By Rebecca Ford
March 17, 2022
There’s a scene in the 2016 film Jackie, starring Natalie Portman as Jacqueline Kennedy, in which the first lady takes a group of reporters through the East Wing, an area of the White House that up until then had been cut off from the public. When producer Cathy Schulman saw this moment, in which Kennedy points out where the first ladies before her had placed their things, she had a revelation. “I was like, Oh, my God, they all slept in the same rooms,” she tells Vanity Fair. “It’s so peculiar. I mean, not to sound perverse, but I was like, Oh, my God, imagine if these White House walls could talk.”
That inkling of an idea eventually blossomed into The First Lady, a new anthology series at Showtime that aims to reveal the journeys of some of America’s most formidable first ladies and how they are, in some ways, all connected.
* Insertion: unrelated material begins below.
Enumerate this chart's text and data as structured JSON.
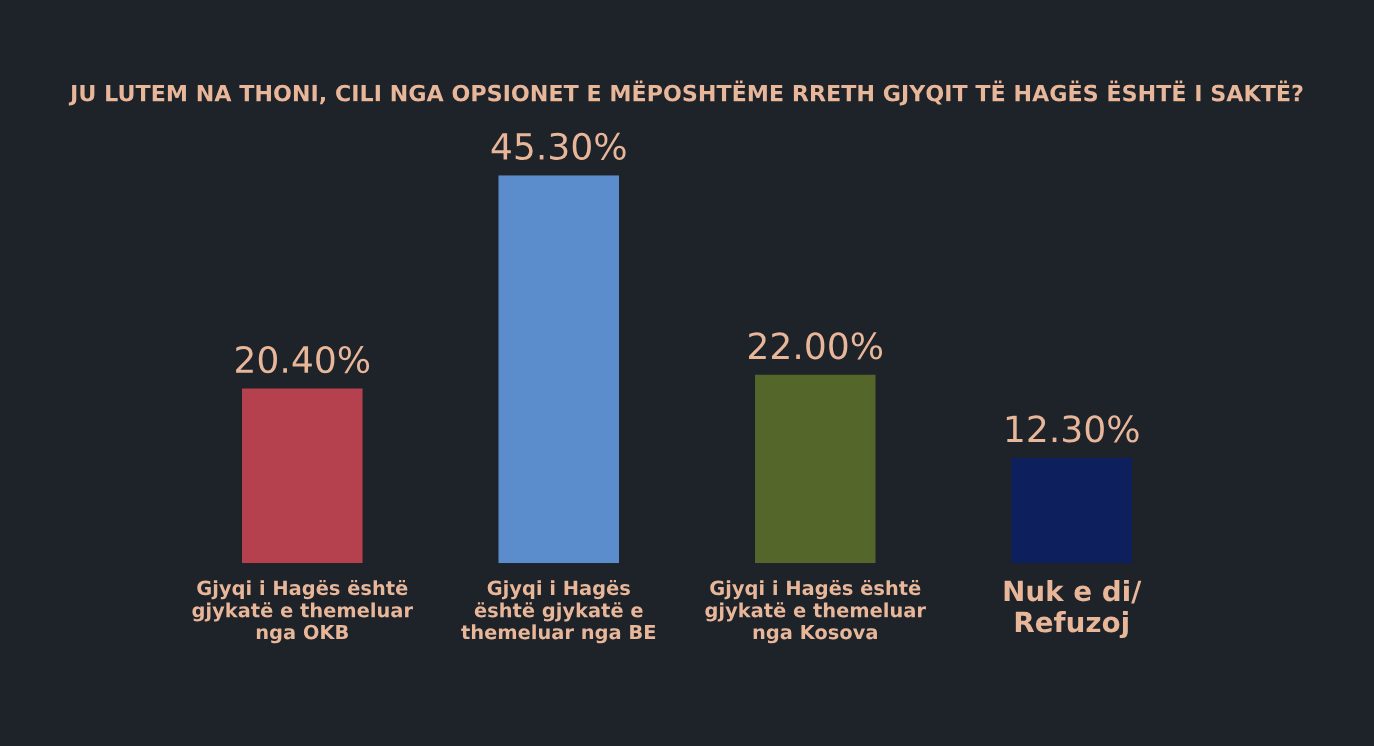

The first season, directed by Susanne Bier and debuting on Showtime on April 17, follows Michelle Obama, Betty Ford, and Eleanor Roosevelt as each of them navigates their place in the White House and in history. The show captures Roosevelt’s challenges with her husband’s health and also her desire to have a more proactive role in politics; Ford’s struggles with alcoholism and life within the White House walls; and Obama’s concerns for the safety of her family but also her determination to help other families while in her role as first lady.
Not only does the series capture three iconic women, but three of Hollywood’s most talented actors dove in to play them. Viola Davis plays Obama, Michelle Pfeiffer stars as Ford, and Gillian Anderson portrays Roosevelt. “We really wanted to focus our choices on who we felt as an actress would best embody the ladies, and we focused less on ‘do they look like the ladies?’ because that became very distracting as a notion,” says Schulman, who is the showrunner of the series.
“They all brought an incredible strength and incredible honesty,” says Bier, whose previous work includes Bird Box and HBO’s The Undoing, adding that each actor brought a unique style to their performance. “Michelle Pfeiffer brought so much sense of humor and elegance. And then Viola brought this crazy depth,” she says. “And then you had Gillian who was so secretive and magnetic and really strong and vulnerable at the same time.”
But once the leads had been cast, Schulman and Bier also had to cast actors to play the three women in their early years. These three rising stars—Jayme Lawson, who most recently appeared in The Batman, plays Obama; Kristine Froseth, from Looking for Alaska, plays Ford; and Eliza Scanlen, known for starring in Sharp Objects and Little Women, plays Roosevelt—help the show to explore how each woman found the path that would eventually lead her to the White House. The pairings, which can be seen in Vanity Fair’s exclusive first-look images, “had to be more about appearance, but we still wanted to make an energetic kind of connectivity,” says Schulman.
Bier agrees that it wasn’t as much about similarities in appearance, but “more in spirit. There are certain mannerisms—the certain way you walk, the way you blink an eye, or certain other things—that we might not think that much about, but that was sort of filtered into both the younger [version] and the actual first lady.”
As for the rest of the cast, Bier estimates she saw around 4,000 audition tapes to cast the whole series, which features 500 extras and a supporting cast that includes Aaron Eckhart, Dakota Fanning, Kiefer Sutherland, Judy Greer, and O-T Fagbenle. The scope of the series was akin to three feature films, with each first lady’s story filmed consecutively and then all of them mixed together in editing. While the stories were all different, and the women were living in very different periods of American history, both Bier and Schulman say there was connective tissue between their stories. “The whole point was to always sort of finish one sentence with another character’s sentence, but sometimes you’re looking for similarities and sometimes you’re looking for quite the opposite to make a point,” says Schulman.
It’s never easy to make a project that is based on real people, especially when they’re people who are so familiar to the public. The show features conversations between the first ladies and their husbands that happened in the privacy of their homes and reveal some of the trepidations each woman may have had about coming into the White House. While Schulman and Bier did tireless research to find out as much as they could about these three first ladies’ stories, as Bier puts it, “it is a piece of fiction built on reality, but it’s definitely fiction.”
As for the Obamas, who have also been captured in other projects like Southside With You, Bier says she’s especially curious if they’ll ever check out the series: “I walk at night and I wonder whether they’re going to watch it and what they’re going to feel. In my wonderful fantasy scenario, they are feeling, Wow, this was very oddly similar to what happened.”
For viewers at large, The First Lady is an opportunity to see the political and social influences of three women who may not have chosen their role in the White House, but came to embrace it and influence history in ways that perhaps have not been appreciated before. “I think [viewers] can see American history through a different lens, a female lens,” says Schulman. “Because we were always there—and we were more than there, we were amazingly effective, particularly in the areas of social advocacy.”